Pelo menos três espécies de hemoplasma infectam gatos domésticos e selvagens, Mycoplasma haemofelis, ‘Candidatus Mycoplasma haemominutum,’ e ‘Candidatus Mycoplasma turicensis’. O prefixo ‘Candidatus’ é aplicado aos hemoplasmas recém-descobertos até que mais informações estejam disponíveis para apoiar a sua classificação. Isto porque os hemoplasmas não podem ser cultivados em laboratório, o que limita a caracterização completa destes organismos. M. haemofelis (anteriormente a estirpe Ohio, ou grande forma de Haemobartonella felis) é o organismo mais patogênico e pode causar anemia hemolítica moderada a grave em gatos imunocompetentes. A doença resultante tem sido referida como anemia infecciosa felina. Usando a avaliação citológica de esfregaços de sangue, os organismos da M. hemofelis são cocos que às vezes formam cadeias curtas de três a seis organismos (Figura 41-1). M. hemofelis é o menos prevalente dos três hemoplasmas felinos.
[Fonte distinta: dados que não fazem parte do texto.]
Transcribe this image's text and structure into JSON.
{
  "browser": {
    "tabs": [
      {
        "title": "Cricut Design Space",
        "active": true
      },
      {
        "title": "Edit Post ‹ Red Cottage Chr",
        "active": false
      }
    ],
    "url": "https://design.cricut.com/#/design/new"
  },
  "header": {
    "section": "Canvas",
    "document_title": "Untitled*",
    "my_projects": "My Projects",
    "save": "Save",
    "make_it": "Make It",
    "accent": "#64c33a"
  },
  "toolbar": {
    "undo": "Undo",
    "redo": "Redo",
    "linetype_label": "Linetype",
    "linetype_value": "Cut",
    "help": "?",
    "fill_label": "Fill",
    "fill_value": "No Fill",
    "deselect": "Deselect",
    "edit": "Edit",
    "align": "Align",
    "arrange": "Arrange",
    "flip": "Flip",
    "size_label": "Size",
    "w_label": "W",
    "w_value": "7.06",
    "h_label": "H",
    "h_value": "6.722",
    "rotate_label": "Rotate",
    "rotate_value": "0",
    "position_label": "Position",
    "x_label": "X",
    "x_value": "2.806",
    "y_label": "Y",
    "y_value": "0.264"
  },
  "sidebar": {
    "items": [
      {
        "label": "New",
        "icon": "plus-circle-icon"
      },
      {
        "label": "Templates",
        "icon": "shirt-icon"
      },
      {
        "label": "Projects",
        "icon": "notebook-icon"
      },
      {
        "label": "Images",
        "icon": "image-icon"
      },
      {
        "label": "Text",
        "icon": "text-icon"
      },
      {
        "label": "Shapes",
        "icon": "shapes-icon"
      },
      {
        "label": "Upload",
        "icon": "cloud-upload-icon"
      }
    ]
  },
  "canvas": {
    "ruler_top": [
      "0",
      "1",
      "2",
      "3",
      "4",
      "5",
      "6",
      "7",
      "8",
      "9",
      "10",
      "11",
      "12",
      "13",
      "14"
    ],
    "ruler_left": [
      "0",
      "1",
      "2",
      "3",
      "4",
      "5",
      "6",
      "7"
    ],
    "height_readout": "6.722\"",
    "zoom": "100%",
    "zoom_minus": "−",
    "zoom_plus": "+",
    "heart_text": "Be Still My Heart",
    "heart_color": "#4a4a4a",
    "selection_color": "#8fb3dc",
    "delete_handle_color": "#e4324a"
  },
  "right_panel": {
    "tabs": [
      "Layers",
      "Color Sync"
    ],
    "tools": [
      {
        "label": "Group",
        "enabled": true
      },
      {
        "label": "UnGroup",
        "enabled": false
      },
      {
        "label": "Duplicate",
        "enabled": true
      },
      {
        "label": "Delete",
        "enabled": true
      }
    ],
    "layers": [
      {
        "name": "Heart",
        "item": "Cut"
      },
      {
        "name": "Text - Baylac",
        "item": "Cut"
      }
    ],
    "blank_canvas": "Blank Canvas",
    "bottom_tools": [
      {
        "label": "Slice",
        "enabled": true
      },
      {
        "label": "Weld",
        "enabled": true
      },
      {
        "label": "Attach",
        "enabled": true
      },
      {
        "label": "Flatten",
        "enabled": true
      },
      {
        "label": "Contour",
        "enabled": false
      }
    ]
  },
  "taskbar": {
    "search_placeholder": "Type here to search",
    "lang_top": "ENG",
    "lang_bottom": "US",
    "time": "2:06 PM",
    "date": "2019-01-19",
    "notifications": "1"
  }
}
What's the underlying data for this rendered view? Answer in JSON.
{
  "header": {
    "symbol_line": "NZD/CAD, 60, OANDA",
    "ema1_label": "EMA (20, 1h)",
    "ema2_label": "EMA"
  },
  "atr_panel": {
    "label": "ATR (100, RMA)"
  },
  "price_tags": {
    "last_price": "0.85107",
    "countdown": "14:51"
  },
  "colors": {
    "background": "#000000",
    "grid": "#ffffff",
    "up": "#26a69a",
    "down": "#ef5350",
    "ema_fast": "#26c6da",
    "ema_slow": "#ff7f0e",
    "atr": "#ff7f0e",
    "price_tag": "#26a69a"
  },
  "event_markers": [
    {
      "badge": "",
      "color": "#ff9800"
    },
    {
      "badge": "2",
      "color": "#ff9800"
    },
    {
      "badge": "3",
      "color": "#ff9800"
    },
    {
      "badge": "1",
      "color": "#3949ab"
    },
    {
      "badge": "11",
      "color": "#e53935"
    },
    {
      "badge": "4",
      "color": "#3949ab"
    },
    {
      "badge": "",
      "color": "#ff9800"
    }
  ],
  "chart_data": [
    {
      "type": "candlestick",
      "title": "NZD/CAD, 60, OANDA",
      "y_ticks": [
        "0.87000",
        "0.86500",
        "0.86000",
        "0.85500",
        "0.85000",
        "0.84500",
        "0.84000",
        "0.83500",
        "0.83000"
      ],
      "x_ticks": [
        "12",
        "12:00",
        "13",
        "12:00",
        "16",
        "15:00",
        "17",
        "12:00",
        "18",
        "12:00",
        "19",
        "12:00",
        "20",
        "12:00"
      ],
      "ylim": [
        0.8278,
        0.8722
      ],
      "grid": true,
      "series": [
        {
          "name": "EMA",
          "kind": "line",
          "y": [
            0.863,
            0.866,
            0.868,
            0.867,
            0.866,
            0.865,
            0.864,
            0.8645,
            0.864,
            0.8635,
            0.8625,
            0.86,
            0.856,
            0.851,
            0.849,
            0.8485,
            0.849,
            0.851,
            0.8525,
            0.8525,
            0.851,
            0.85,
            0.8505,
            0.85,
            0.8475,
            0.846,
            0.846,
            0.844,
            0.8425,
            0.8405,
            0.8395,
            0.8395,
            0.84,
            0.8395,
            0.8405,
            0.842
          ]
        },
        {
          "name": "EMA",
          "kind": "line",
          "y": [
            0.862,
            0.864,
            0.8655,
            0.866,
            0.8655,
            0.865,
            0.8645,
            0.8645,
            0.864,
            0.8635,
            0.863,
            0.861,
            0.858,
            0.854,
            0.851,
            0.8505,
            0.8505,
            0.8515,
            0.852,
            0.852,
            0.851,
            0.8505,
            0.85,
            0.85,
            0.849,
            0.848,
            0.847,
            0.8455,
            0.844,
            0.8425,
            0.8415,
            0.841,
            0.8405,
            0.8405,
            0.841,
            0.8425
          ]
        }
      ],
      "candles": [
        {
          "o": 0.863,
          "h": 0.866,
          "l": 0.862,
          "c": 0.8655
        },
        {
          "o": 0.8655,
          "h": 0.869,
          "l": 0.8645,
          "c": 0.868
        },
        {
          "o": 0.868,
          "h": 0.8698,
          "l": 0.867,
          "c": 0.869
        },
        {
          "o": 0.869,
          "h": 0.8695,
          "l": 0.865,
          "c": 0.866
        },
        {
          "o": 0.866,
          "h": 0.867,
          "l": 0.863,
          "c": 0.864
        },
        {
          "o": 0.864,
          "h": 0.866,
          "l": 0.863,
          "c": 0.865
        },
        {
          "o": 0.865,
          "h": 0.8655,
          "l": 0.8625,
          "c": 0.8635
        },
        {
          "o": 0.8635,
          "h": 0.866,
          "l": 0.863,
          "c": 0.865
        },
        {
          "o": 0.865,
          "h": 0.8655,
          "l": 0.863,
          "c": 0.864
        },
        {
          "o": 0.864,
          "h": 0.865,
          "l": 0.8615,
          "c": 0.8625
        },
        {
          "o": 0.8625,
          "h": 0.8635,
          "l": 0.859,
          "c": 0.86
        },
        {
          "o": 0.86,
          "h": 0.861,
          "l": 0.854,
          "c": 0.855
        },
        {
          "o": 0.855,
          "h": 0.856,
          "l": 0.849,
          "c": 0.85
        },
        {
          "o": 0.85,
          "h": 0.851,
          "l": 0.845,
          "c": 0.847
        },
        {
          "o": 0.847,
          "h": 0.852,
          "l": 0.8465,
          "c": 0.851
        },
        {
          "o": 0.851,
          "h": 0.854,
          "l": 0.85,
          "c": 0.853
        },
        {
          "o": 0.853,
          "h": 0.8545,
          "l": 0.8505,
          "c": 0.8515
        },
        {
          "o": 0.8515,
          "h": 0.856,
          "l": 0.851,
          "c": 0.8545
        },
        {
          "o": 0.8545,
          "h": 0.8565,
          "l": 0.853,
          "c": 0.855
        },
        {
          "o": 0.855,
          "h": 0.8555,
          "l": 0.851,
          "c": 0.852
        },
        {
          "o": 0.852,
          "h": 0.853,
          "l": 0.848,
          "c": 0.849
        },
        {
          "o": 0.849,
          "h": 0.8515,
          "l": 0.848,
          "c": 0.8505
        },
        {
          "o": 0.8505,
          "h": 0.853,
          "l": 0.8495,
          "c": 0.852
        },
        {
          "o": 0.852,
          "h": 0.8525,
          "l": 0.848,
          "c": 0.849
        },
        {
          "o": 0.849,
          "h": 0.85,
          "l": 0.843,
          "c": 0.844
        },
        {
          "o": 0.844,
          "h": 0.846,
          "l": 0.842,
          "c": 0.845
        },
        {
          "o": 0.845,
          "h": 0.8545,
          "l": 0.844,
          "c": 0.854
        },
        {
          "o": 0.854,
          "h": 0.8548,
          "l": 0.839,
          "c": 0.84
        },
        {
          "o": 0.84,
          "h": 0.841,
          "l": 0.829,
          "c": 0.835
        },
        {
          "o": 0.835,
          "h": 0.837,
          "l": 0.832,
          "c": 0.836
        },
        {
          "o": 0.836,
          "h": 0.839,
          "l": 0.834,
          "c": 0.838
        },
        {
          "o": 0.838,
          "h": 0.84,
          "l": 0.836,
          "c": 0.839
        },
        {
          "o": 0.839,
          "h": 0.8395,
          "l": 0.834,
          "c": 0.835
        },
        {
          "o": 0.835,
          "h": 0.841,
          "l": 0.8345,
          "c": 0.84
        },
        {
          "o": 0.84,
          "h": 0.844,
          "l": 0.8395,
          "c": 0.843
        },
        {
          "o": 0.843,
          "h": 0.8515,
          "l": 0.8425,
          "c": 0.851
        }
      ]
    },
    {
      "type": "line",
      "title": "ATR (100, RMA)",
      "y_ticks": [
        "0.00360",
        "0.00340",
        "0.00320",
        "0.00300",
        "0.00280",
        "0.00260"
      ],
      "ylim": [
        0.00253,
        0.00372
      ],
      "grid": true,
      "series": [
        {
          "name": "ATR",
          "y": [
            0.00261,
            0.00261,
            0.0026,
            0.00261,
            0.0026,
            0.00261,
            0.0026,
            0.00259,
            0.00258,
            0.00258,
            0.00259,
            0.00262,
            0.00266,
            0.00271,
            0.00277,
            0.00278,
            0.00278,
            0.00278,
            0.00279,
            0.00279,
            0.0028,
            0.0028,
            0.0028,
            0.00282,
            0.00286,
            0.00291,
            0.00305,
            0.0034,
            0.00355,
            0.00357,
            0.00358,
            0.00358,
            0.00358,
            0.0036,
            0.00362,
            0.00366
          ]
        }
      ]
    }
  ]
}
Foi encontrada usando PCR em 0,5% a 5% dos gatos doentes nos hospitais veterinários. Toda a sequência genómica de M. haemofelis e M. haemominutum foi determinada.3-5
Ca. M. haemominutum’ (anteriormente a estirpe Califórnia ou pequena forma de H. felis) é geralmente menor que M. haemofelis e não tem sido claramente associado com doença em gatos imunocompetentes. Usando a avaliação citológica de esfregaços de sangue, Ca. M. haemominutum’ são cocos pequenos, de 0,3 a 0,6 µm de diâmetro, embora M. haemofelis e ‘Ca. M. haemominutum’ nem sempre pode ser distinguido de forma confiável por este método. ‘Ca. M. haemominutum’ é comum na população mundial de gatos, infectando até 20% dos gatos que visitam hospitais veterinários.6-8 Infecção de gatos com ‘Ca. M. haemominutum” resulta em uma leve diminuição do hematócrito. Há algumas evidências de que a ‘Ca. M. haemominutum’ pode desempenhar um papel na doença. Por exemplo, gatos que são co-infectados com FeLV e ‘Ca. M. haemominutum” desenvolvem anemia mais significativa do que os gatos infectados com ‘Ca. M. haemominutum’ sozinho, e a progressão para doença mieloproliferativa induzida por FeLV ocorreu mais rapidamente.9 Há também descrições de gatos com anemia hemolítica nos quais a única causa reconhecida de anemia foi ‘Ca. M. haemominutum.’10 ‘Ca. M. haemominutum” é comumente encontrado em co-infecções com ‘Ca. M. turicensis’ ou M. haemofelis. Infecções mistas com as três espécies de hemoplasma felino também foram descritas.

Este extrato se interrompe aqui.